Around here even the ranchs that include large state and federal leases are being bought up by investor corporate interests ( buy up their improvements for govt. lease price negotiatons) - used as tax write offs along with semi-private hunting grounds and work the govt. (Equip, wetlands, etc) and private hunting & conservation payment programs (programs that won't even look at the family farm size guy, but will jump in when talking thousands of acres), then sublease for grazing at an ever increasing amount as the market will bear- $20 to 30 per AUM - and with the increased cattle prices now, few want to sign long term leases (over 3 years)...One corporate family locally has bought 4 large ranchs and several small ones in the last 5 years at an investment of somewhere around $15-20 million.....Lease back the farm and grazing, but at an ever increasing rate- whatever the market will bear, but usually in large allotments so you have to be big in the first place to have the assets to fill the leases....Almost impossible to buy deeded land anymore because some corporate or investment group will buy it for more than what it will pencil out for....

These were the same type of large ranchs that 20-30 years ago were being bought up by groups of 20-30 ranchers with FHA financing as a Grazing Association with each person running 100- 250 head.....Now they won't even pencil out to get approved for the financing....
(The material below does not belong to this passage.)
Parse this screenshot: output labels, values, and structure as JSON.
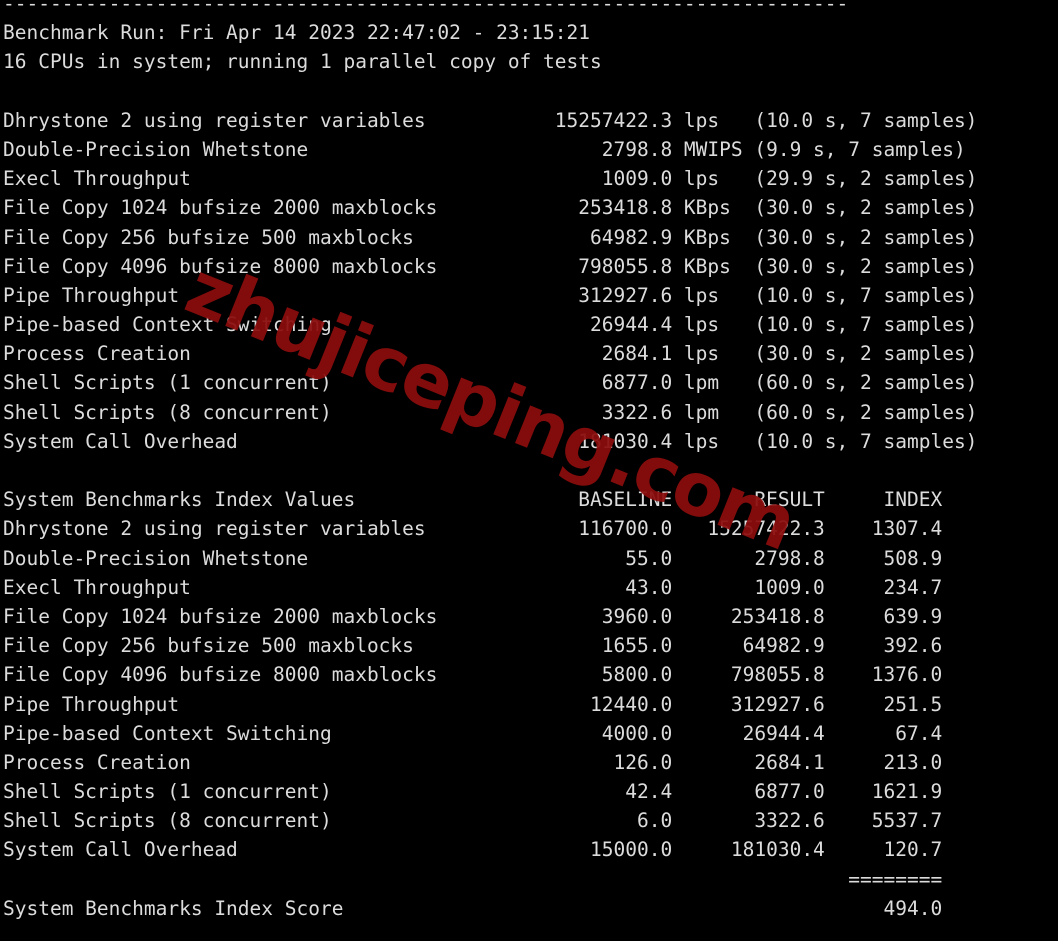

One of the things I'm seeing that is changing with the family operations is specilization...For 40 and 50 years the government and "Ag experts" preached that you had to diversify- raise cattle, grow feed grains, raise hay, and grow cash crops- so that when the market was down on one segment you always had another to fall back on... Problem now is that with $200,000 combines, $100,000 tractors, $60,000 feed trucks, etc. its getting harder and harder to justify owning haying equipment, harvest equipment, cattle handling and feeding equipment, etc... I see more and more getting out of the crop production- selling cropland to the corporate farmers and /or putting crop land into improved pasture....If cattle prices stay the way they are, this is a trend I think may continue- especially if ? years from now the govt. actually drops crop subsidies and CRP....
 
Harlan Hughes' data shows as much as $250 per head difference between the low cost and high cost producers he's worked with. Some folks would lose their place even if it was given to them. What I usually see is that the producers that are not tending to their business are usually blaming their lack of success on imports, packer concentration, and captive supplies.

One of the very real aspects of this industry is that there is enough people willing to do it at a breakeven level for the lifestyle and we compete against that. City money is invested in ranching for a weekend getaway, for a tax writeoff, and for recreational hunting aspects. We compete against it.

Another reason there is less ranches than there used to be is a phenomina called "RANCHER CONCENTRATION". The larger more successful ranchers are buying up their packer blaming neighbors and here you thought concentration was unique to the packing industry?



~SH~
 
SH, "What I usually see is that the producers that are not tending to their business are usually blaming their lack of success on imports, packer concentration, and captive supplies."

:lol: :lol: :lol: :lol: :lol: :roll:

How many financial statements and trends of other ranchers do you see, SH?